С тех пор как в роще Робин Хилла Флер таким странным голосом сказала "Джон! ", он испытал разнообразные ощущения. В нем было и желание схватить ее – такую, какой она стояла, покачиваясь, на упавшем дереве, положив руки ему на плечи, – и унести с собой прямо в прошлое. В нем было и отвращение перед этим желанием. В нем было и чувство, что можно отойти в сторону и сложить песенку про них обоих, и еще что-то, что говорило: «Выбрось всю эту дурь из головы и принимайся за дело!» Признаться, он запутался. Выходит, что прошлое не умирает, как он думал, а продолжает жить, наряду с настоящим, а порой, может быть, превращается в будущее. Можно ли жить ради того, чего нет? В душе его царило смятение, лихорадочные сквознячки пронизывали его. Все это тяжело лежало у него на совести, ибо если что было у Джона, так это совесть.

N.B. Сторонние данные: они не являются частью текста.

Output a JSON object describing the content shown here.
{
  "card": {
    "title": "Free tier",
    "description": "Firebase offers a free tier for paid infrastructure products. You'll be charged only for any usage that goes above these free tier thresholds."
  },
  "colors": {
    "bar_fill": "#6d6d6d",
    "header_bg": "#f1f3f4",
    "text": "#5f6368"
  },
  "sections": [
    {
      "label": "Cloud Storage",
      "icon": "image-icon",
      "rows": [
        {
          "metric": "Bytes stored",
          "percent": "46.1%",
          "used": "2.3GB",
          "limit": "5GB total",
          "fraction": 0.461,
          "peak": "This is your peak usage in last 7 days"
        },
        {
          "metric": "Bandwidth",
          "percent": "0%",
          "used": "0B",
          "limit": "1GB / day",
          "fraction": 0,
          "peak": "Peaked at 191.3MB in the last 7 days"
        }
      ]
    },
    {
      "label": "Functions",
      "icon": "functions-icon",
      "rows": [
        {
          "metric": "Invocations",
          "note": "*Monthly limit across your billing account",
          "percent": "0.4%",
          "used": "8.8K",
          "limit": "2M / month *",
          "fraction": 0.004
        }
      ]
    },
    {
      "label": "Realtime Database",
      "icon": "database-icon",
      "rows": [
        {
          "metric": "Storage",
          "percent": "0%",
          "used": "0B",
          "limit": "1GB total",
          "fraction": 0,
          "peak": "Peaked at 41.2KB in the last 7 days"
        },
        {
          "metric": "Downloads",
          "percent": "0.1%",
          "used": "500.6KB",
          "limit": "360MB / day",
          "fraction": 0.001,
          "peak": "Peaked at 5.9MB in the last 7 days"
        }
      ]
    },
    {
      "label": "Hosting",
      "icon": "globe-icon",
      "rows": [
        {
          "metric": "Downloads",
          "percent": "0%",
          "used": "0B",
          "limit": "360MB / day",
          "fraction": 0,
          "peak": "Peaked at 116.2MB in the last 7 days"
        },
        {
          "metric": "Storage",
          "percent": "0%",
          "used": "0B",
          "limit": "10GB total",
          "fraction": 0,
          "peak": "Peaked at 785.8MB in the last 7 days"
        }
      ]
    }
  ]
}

– Когда мы заживем своим домом, – сказал он, – заведем у себя все эти старомодные цветы. Ничего нет лучше их.
– Ах да, Джон, пожалуйста, поселимся своим домом. Но ты уверен, что тебе хочется? Тебя не тянет путешествовать и писать стихи?
– Это не работа. Да и стихи мои недостаточно хороши, Тут надо настроение Гатераса Дж. Хопкинса:
Презреньем отделенный от людей,
Живу один и в песнях одинок.
– Напрасно ты скромничаешь, Джон.
– Это не скромность, Энн; это чувство юмора.
– Нельзя ли нам выкупаться до обеда? Вот было бы хорошо.
– Не знаю, какие тут порядки.
– А мы сначала выкупаемся, а потом спросим.
– Хорошо. Беги переоденься. Я попробую открыть эту калитку.
Плеснула рыба, длинное белое облако задело верхушки тополей за рекой. В точно такой вечер, шесть лет назад, он шел по берегу с Флер, простился с ней, подождал, пока она не оглянулась, не помахала ему рукой. Он и сейчас ее видел, полную того особого изящества, благодаря которому все ее движения надолго сохранялись в памяти. А теперь вот – Энн! А Энн в воде неотразима!..
Небо над «Зобастым голубем» темнело; в гаражах затихли машины; все лодки стояли на причале; только вода не стояла, да ветер вел тихие разговоры в камышах и листьях. В доме царил уют. Лежа на спине, чуть похрапывали Уормсон и Фифин. У Холли на тумбочке горела лампа, и при свете ее она читала «Худшее в мире путешествие», а рядом с ней Вэлу снилось, что он хочет погладить лошадиную морду, а она под его рукой становится короткая, как у леопарда. И спала Энн, уткнувшись лицом в плечо Джону, а Джон широко раскрытыми глазами смотрел на щели в ставнях, через которые пробивался лунный свет.
А в своем стойле в Аскоте сын Голубки, впервые покинувший родные края, размышлял о превратностях лошадиной жизни, открывал и закрывал глаза и бесшумно дышал в пахнущую соломой тьму – на черную кошку, которую он захватил с собой, чтобы не было скучно.